Saturday, January 13, 2007

One Of These Things Is Not Like The Others
. . . Right?!

I happened to see a picture of my ex-girlfriend's new boyfriend today (thank you, Myspace) and it got me thinking...

You ever see the guys who went out with your girl before you and the ones going out with her after and wonder to yourself: am I that ugly?

The new guy is a round-faced fella with soupy eyes that seem to have the slightest touch of Down's and the kind of facial hair a child would use to try to buy beer... while the last guy was a chubby character with a vaguely "Friar Tuck" haircut and the kinda look in his eyes that, in a cartoon, would say "vacancy."

Now, I admit that I have the self confidence of a crippled rape victim, but how the hell am I part of this fraternity?!

Was I fatter when we met? Did I look like I'm in danger of swallowing my own tongue?! Maybe it seemed like "socks THEN shoes" would confuse me for a minute?

I should have known this was gonna be a problem early-on when we were talking about what celebrities we thought were hot.

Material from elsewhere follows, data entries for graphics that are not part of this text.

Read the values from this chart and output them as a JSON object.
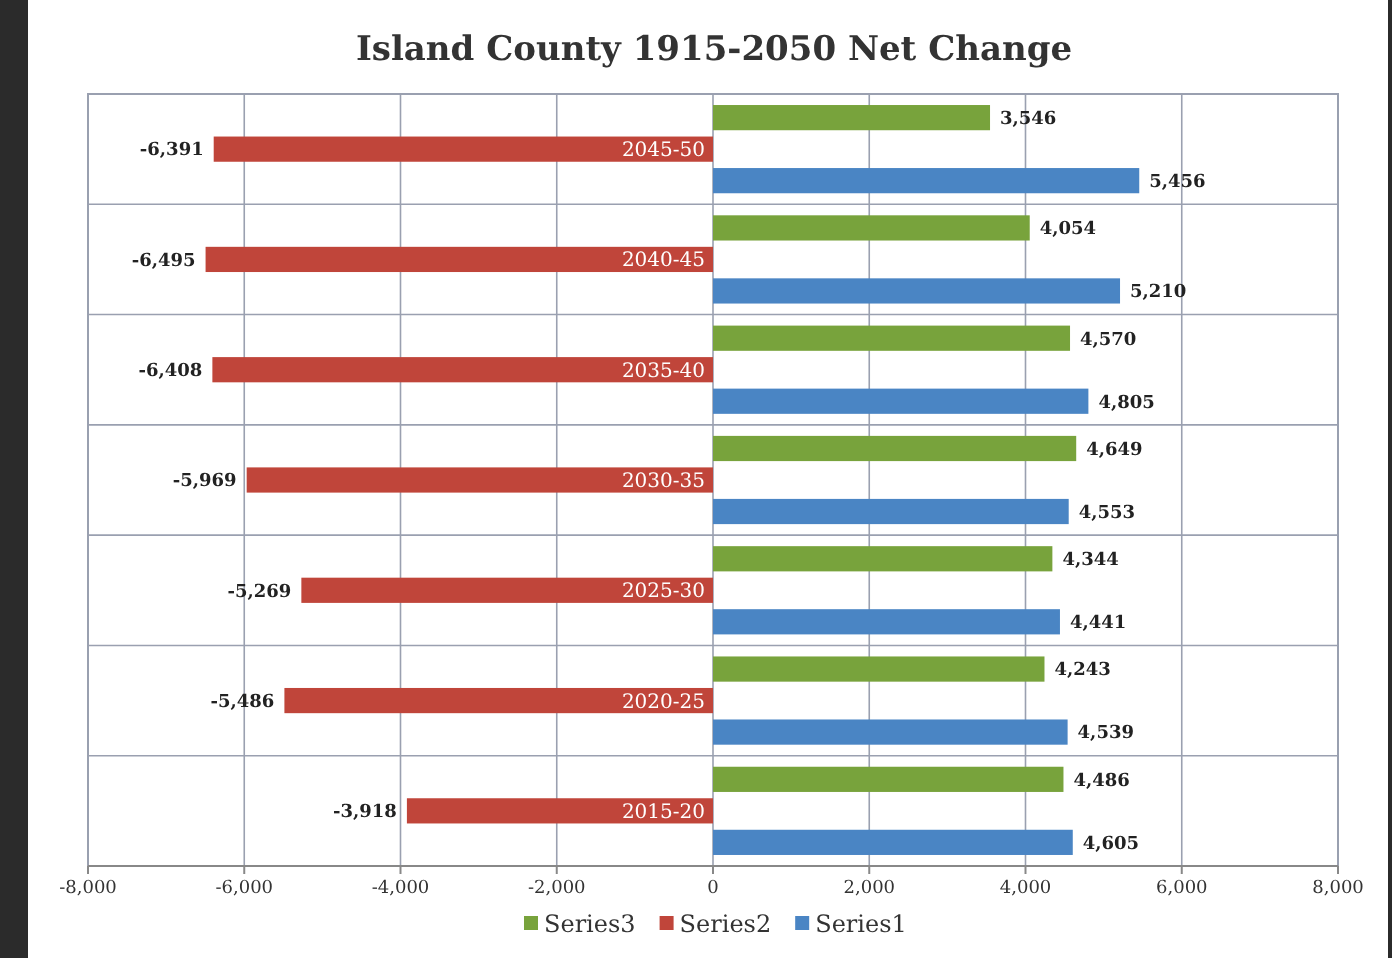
{
  "chart_data": {
    "type": "bar",
    "orientation": "horizontal",
    "title": "Island County 1915-2050 Net Change",
    "categories": [
      "2045-50",
      "2040-45",
      "2035-40",
      "2030-35",
      "2025-30",
      "2020-25",
      "2015-20"
    ],
    "series": [
      {
        "name": "Series3",
        "color": "#78a33c",
        "values": [
          3546,
          4054,
          4570,
          4649,
          4344,
          4243,
          4486
        ],
        "value_labels": [
          "3,546",
          "4,054",
          "4,570",
          "4,649",
          "4,344",
          "4,243",
          "4,486"
        ]
      },
      {
        "name": "Series2",
        "color": "#c0453a",
        "values": [
          -6391,
          -6495,
          -6408,
          -5969,
          -5269,
          -5486,
          -3918
        ],
        "value_labels": [
          "-6,391",
          "-6,495",
          "-6,408",
          "-5,969",
          "-5,269",
          "-5,486",
          "-3,918"
        ]
      },
      {
        "name": "Series1",
        "color": "#4a85c4",
        "values": [
          5456,
          5210,
          4805,
          4553,
          4441,
          4539,
          4605
        ],
        "value_labels": [
          "5,456",
          "5,210",
          "4,805",
          "4,553",
          "4,441",
          "4,539",
          "4,605"
        ]
      }
    ],
    "xlim": [
      -8000,
      8000
    ],
    "xticks": [
      {
        "value": -8000,
        "label": "-8,000"
      },
      {
        "value": -6000,
        "label": "-6,000"
      },
      {
        "value": -4000,
        "label": "-4,000"
      },
      {
        "value": -2000,
        "label": "-2,000"
      },
      0,
      {
        "value": 2000,
        "label": "2,000"
      },
      {
        "value": 4000,
        "label": "4,000"
      },
      {
        "value": 6000,
        "label": "6,000"
      },
      {
        "value": 8000,
        "label": "8,000"
      }
    ],
    "grid": true,
    "legend": "bottom"
  }
}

I started the conversation by saying how I'd cure cancer, AIDs and boredom to get Kira Knightly... and she followed it with raves about the hotness of Tom Green, the old man from the Six Flags commercials and the kid from "Mask."

Which would make anyone wonder: if that's who she thought was hot, was that the league she thought I was in?

Countless sleepless nights later, I realized that if the girl you're with starts telling you how she's RELAXED to a picture of the Predator... just get the hell out.

One way or the other it's GUARANTEED to be heartache.